The Boomer Pin turns 50 in 2019
One of the most divisive subjects in the American submarine family is the breast insignia know by most as the Boomer pin.
This little device has been a part of my uniform since January 1974 when I completed my first ballistic missile patrol. Wearing the pin by itself around Pearl Harbor was a sure fire way to let people know that you were a boomer sailor and you had not earned your dolphins yet. I had completed all of my signatures but had not completed my board so the pin stood out pretty well when I wore the prescribed uniform. Fortunately, it was 1974 and it was Hawaii so those times were few and far between.
Over the course of my career, I would go on to requalify on a few other boats including Fast Attacks, but I never neglected to wear that pin as well. I have met so many people over the years that called us “part time” sailors and disrespected us for our work in the missile boats. Over time, I just learned to ignore them. To be honest, one of life’s truths is that unless you have walked a mile in the other man’s moccasins, you have no idea the path’s he has taken or the struggle of his road.
Riding a Polaris boat in the 1970s had its own challenges. Riding the one that was built first is a good example. The boat was originally a fast attack that was cut in half and a missile compartment was inserted to accommodate the new weapons platform. The equipment by 1973 had seen a lot of underway miles. Having two crews was a distinct advantage for the people but the hull and machinery was subjected to longer times at sea. Even the best built ships in the world are pummeled by the forces of the ocean including the operational necessity of traveling far enough under the surface to experience external pressure from the sea itself.

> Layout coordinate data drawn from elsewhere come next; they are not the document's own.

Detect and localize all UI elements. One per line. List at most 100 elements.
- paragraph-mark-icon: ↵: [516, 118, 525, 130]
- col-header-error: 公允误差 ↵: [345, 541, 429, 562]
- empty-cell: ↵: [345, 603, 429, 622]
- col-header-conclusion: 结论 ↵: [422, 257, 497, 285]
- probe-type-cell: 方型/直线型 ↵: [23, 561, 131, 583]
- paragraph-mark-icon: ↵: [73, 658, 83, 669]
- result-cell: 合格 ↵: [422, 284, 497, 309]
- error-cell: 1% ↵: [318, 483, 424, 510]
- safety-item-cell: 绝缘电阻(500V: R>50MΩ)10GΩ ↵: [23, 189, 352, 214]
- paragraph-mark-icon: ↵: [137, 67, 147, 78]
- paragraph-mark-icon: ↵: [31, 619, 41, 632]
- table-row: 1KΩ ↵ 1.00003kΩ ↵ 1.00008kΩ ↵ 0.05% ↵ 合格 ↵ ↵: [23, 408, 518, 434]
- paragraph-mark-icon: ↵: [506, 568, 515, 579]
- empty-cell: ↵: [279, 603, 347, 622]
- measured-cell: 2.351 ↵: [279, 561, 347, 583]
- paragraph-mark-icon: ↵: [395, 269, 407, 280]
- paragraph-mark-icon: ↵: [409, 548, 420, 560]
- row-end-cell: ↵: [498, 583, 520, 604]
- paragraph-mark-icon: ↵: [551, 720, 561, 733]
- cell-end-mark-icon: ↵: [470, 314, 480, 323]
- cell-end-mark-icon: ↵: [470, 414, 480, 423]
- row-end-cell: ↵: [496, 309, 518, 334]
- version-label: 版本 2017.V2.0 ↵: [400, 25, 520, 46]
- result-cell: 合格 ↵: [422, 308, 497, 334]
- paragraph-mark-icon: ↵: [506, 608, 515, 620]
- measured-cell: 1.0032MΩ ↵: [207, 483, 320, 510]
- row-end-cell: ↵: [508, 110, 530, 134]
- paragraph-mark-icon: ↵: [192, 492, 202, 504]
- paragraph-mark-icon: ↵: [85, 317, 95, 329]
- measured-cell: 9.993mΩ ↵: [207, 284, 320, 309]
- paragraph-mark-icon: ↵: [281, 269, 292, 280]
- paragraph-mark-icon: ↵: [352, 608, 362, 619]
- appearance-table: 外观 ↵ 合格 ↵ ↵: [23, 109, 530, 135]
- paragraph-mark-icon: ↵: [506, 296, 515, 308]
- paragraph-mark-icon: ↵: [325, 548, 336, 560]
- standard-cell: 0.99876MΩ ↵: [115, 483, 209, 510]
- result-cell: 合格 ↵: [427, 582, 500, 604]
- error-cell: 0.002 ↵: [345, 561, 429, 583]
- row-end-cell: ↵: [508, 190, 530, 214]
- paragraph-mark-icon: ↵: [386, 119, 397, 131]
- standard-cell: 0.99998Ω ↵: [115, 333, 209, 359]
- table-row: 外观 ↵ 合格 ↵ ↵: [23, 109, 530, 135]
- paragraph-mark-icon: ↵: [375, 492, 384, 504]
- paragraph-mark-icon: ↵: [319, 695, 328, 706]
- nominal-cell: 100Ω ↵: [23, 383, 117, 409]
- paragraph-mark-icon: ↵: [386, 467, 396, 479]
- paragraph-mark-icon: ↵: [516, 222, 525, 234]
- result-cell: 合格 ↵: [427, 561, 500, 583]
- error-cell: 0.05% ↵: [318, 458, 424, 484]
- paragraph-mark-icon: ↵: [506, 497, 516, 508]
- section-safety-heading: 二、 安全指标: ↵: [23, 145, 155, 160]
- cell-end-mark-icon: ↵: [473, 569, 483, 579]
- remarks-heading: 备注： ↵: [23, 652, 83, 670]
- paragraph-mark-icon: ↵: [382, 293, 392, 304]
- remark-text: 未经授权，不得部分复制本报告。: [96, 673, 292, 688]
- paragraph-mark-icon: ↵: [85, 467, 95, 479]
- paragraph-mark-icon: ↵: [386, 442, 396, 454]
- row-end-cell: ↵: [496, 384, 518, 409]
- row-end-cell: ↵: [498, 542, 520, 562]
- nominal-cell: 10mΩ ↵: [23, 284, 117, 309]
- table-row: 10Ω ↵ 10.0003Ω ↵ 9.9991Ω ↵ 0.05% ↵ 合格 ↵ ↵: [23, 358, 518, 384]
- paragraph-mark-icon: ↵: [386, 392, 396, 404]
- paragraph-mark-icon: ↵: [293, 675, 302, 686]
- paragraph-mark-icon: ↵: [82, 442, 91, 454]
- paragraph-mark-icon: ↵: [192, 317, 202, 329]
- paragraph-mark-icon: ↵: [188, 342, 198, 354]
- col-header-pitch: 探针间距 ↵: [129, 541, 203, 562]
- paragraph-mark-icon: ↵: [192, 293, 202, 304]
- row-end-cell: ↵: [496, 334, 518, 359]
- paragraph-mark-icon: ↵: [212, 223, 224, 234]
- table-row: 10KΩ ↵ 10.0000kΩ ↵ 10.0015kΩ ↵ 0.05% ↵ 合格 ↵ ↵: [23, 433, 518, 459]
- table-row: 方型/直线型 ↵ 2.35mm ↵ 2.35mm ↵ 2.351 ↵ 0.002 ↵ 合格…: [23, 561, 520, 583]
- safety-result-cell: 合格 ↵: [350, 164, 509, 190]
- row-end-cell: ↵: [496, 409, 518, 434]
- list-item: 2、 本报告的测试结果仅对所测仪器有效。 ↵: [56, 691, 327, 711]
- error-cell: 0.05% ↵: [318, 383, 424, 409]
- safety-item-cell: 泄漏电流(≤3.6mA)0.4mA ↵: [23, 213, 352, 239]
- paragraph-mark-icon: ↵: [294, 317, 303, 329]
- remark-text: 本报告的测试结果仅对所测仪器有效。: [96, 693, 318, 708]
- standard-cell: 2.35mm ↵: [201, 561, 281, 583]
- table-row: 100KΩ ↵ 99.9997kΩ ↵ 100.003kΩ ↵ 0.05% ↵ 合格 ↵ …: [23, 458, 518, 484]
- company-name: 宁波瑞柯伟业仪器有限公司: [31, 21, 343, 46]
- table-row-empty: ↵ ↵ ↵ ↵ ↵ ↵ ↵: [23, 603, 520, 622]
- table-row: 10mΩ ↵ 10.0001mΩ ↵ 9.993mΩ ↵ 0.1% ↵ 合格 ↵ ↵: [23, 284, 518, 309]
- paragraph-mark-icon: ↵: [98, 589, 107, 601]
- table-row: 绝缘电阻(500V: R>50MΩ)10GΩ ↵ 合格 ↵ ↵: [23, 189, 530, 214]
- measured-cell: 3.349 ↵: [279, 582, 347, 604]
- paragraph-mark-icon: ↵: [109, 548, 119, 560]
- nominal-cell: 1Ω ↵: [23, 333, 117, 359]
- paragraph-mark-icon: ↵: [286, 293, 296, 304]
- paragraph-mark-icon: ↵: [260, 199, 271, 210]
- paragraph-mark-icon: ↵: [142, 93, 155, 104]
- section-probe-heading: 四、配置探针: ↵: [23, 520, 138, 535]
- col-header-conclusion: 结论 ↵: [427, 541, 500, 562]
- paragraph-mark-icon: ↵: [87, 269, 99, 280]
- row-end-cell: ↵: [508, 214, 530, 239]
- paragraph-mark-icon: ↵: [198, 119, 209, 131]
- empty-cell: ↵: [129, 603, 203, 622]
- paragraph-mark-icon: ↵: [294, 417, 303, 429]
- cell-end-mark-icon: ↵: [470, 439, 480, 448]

There were times over my four patrols on the 598 that we discovered a need for flexibility and ingenuity. When your mission is to remain at sea and available to launch anytime the President orders you to, you find that there is no machine shop to repair old and broken parts. Sometimes you just have to make it up as you go. The fairwater planes are not supposed to break. But they did. In a really distant place. Same with the rudder. In a really distant place. Even the reactor had its moments with some surprising timing. Despite all that, we managed to get her home each time.
They are out there watching for you.
We were always being observed in general. The Russian trawlers that conveniently parked just outside of the ports we used were assigned to never went away in the whole time I was on boats. I can’t say much more but it was understood that even with our ability to hide, at one point the Soviets had a lot of boats assigned to do nothing more than find our guys and make their lives “interesting”. Because of the nature of our business, you always suspected that somewhere in your op area, someone was assigned to do bad things to you if the need ever arose.
This pin turns fifty in 2019. I thought I would celebrate a little early.
All Hands Magazine June 1969
Polaris Breast Pin Awarded
A new Polaris submarine breastpin is now being awarded to personnel in the ships’ companies of the silent service missile fleet.
Successor to the Submarine Combat Patrol Insignia awarded for submarine patrols during World War II, the device will undoubtedly become known as the Polaris Patrol Pin, although its official designation is SSBN Deterrent Patrol Insignia.
The new insignia is considered to be in the same category and will be worn in the same manner as the SCPI. However, only one of the two may be worn by those individuals who qualify for both.
The choice is the individual’s.
Design of the SSBN pin shows a silver Lafayette class submarine with superimposed Polaris missile and electron rings which signify the main armament and nuclear powered characteristics of the Polaris Deterrent Force. A scroll beneath the submarine will hold stars, one bronze star for each “successful” patrol after the first or a silver star for five “successful” patrols. Successful patrols will be so designated by fleet commanders.
Awards are being made retroactive to the first Polaris patrol of USS George Washington (SSBN 598) which was completed on 21 Jan 1961. At that time George Washington had set a new record for submarine submergence: 66 days, 10 hours. Since then SSBNs have completed more than 600 patrols.
The pin award would later be modified to include the Regulus Missile patrols that preceded the George Washington.
For all the diesel boat guys and fast boat guys who never served on a boomer, thanks for the hard work you did.
For all my boomer shipmates, I also salute you. Having done both, I know that all made significant contributions to the cause of freedom.
As for me, I will keep my boomer pin with eight stars displayed with pride over my desk. It’s a reminder that I was part of something that changed the world. And maybe saved it a time or two.